New method to prevent rejection
Australian researchers have found a way to control the virus which causes infection after transplants.
A team of researchers from Western Australia and Queensland has revealed a way to prevent reactivation of a common virus - Human Cytomegalovirus - using a patient’s own antibodies.
They say it could be extremely effective in reducing the impact of this infection in transplant patients.
Around 80 per cent of people worldwide are infected with Human Cytomegalovirus (HCMV), a virus that is seldom a problem as it usually remains dormant in healthy people.
Problems only arise when the immune system is compromised and the virus “reactivates” or comes out of its dormancy.

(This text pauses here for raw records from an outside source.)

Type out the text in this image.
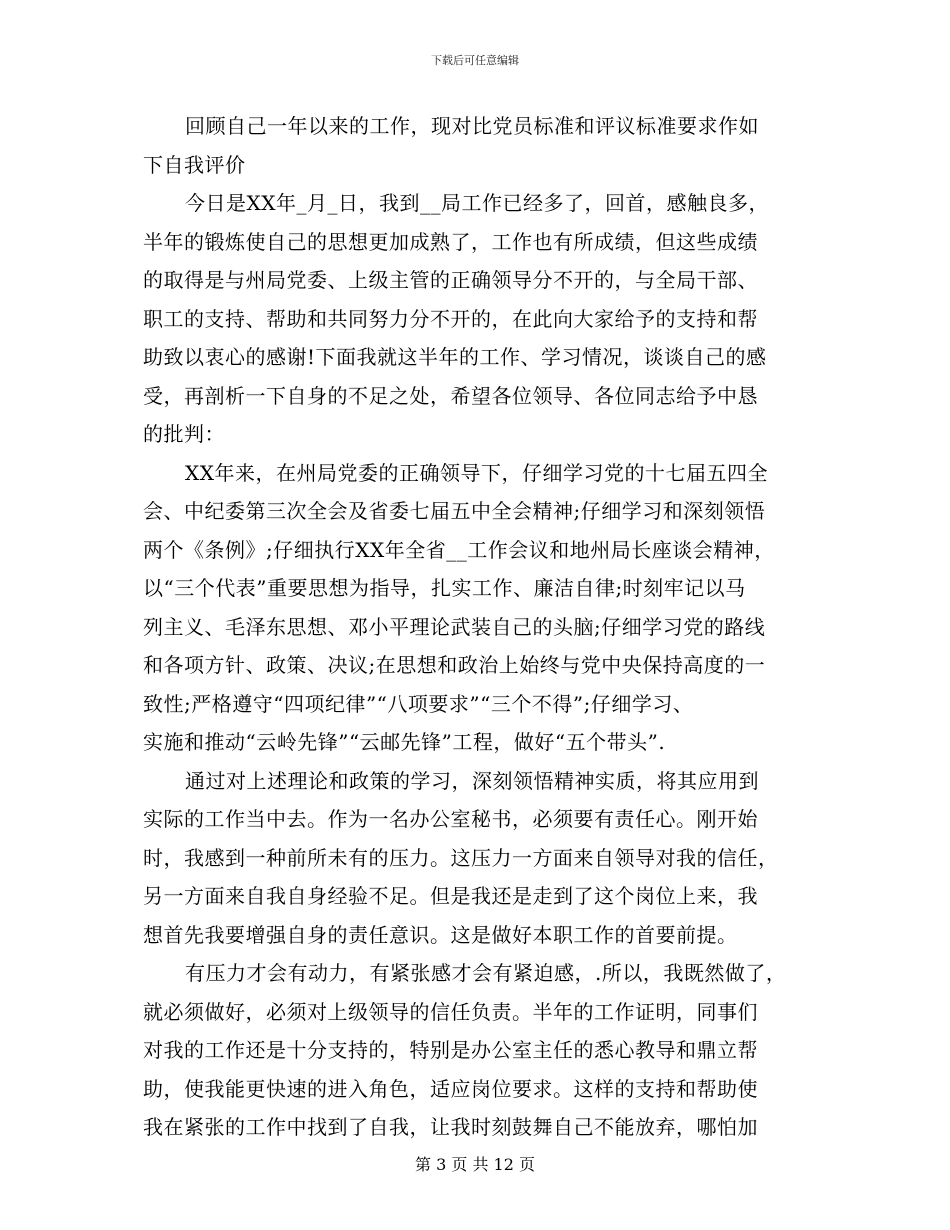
下载后可任意编辑
回顾自己一年以来的工作，现对比党员标准和评议标准要求作如
下自我评价
今日是XX年_月_日，我到__局工作已经多了，回首，感触良多，
半年的锻炼使自己的思想更加成熟了，工作也有所成绩，但这些成绩
的取得是与州局党委、上级主管的正确领导分不开的，与全局干部、
职工的支持、帮助和共同努力分不开的，在此向大家给予的支持和帮
助致以衷心的感谢!下面我就这半年的工作、学习情况，谈谈自己的感
受，再剖析一下自身的不足之处，希望各位领导、各位同志给予中恳
的批判：
XX年来，在州局党委的正确领导下，仔细学习党的十七届五四全
会、中纪委第三次全会及省委七届五中全会精神;仔细学习和深刻领悟
两个《条例》;仔细执行XX年全省__工作会议和地州局长座谈会精神，
以“三个代表”重要思想为指导，扎实工作、廉洁自律;时刻牢记以马
列主义、毛泽东思想、邓小平理论武装自己的头脑;仔细学习党的路线
和各项方针、政策、决议;在思想和政治上始终与党中央保持高度的一
致性;严格遵守“四项纪律”“八项要求”“三个不得”;仔细学习、
实施和推动“云岭先锋”“云邮先锋”工程，做好“五个带头”.
通过对上述理论和政策的学习，深刻领悟精神实质，将其应用到
实际的工作当中去。作为一名办公室秘书，必须要有责任心。刚开始
时，我感到一种前所未有的压力。这压力一方面来自领导对我的信任，
另一方面来自我自身经验不足。但是我还是走到了这个岗位上来，我
想首先我要增强自身的责任意识。这是做好本职工作的首要前提。
有压力才会有动力，有紧张感才会有紧迫感，.所以，我既然做了，
就必须做好，必须对上级领导的信任负责。半年的工作证明，同事们
对我的工作还是十分支持的，特别是办公室主任的悉心教导和鼎立帮
助，使我能更快速的进入角色，适应岗位要求。这样的支持和帮助使
我在紧张的工作中找到了自我，让我时刻鼓舞自己不能放弃，哪怕加
第 3 页 共 12 页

Cytomegalovirus (CMV) will reactivate in up to two thirds of patients post-transplantation, and up to 10 per cent of those will develop life-threatening end-organ virally-mediated disease.
The team of researchers led by Professor Mariapia Degli-Esposti created a new mouse model to examine the reactivation of CMV during transplantation.
They discovered that antibodies are key to limiting reactivation and injecting mice with their own anti-viral antibodies – a form of serotherapy - protected them from CMV reactivation.
They believe the results will translate to humans in future clinical trials.
“HCMV reactivation is particularly problematic in the setting of transplantation, and affects the successes of both solid organ and stem cell transplants,” Professor Degli-Esposti said.
“Despite much effort being put into improving the control of CMV reactivation in transplantation, we still fall very short of effective treatments and CMV reactivation remains associated with significant sickness and even death.
“We have found that protection from reactivation is achievable using passively acquired antibodies.
“But viruses are clever and keep adapting and changing. These slightly different viral strains trick the immune system and bypass the critical defence check-points.
“Indeed, although we are just beginning to recognise the enormous strain variability that exits for HCMV, we know that people are often infected with more than one HCMV variant. But matching antibodies to the infecting CMV strains bypasses the problem and in these pioneering mouse studies conferred great protection from CMV reactivation.
“It is hoped that this will provide a therapeutic strategy for transplant patients not only because of the extreme effectiveness in preventing reactivation, but also because this approach has a very low risk profile.
“Our research has provided a new strategy to control CMV reactivation and the exciting possibility that we will be able to reduce rates of sickness and death among organ and bone marrow transplant recipients, as well as lower the high costs currently involved in managing this common infection.”